La Commune de Paris. Mercoledì 5 aprile 1871. La grande indignazione provocata dagli assassinii di Flourens, Duval e molte altre guardie nazionali avvenute nelle giornate di ieri e altro ieri, la Commune de Paris vota il decreto detto “des otages” (degli ostaggi). In sostanza il decreto si sintetizza nell’articolo 5 che dice che “ogni esecuzione di un prigioniero di guerra o di un sostenitore del governo regolare della Comune di Parigi sarà immediatamente seguita dall'esecuzione di un triplo numero di ostaggi trattenuti ai sensi dell'articolo quattro, e che saranno estratti a sorte”.

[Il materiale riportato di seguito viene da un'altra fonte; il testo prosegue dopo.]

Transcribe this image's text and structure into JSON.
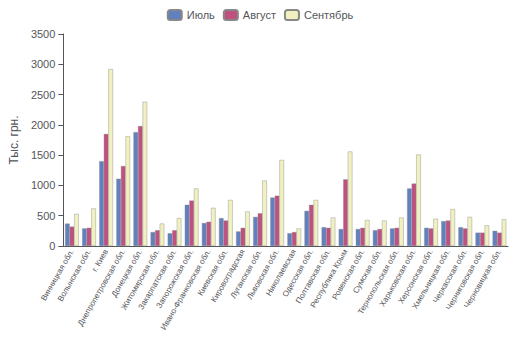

È stato un grave e cattivo atto politico perché applicarlo fornirebbe martiri per la reazione di Versailles e darà modo in futuro (potremo vederlo più avanti) alla possibilità di infangare la storia della Commune. Anche se non verrà mai applicato rimane l’errore politico. Ancora più grave perché porta alle dimissioni di due membri della Commune: Arthur Ranc e Ernest Lefèvre. Si è così provocato il ritiro dell’appoggio di una porzione di borghesia repubblicana e progressista.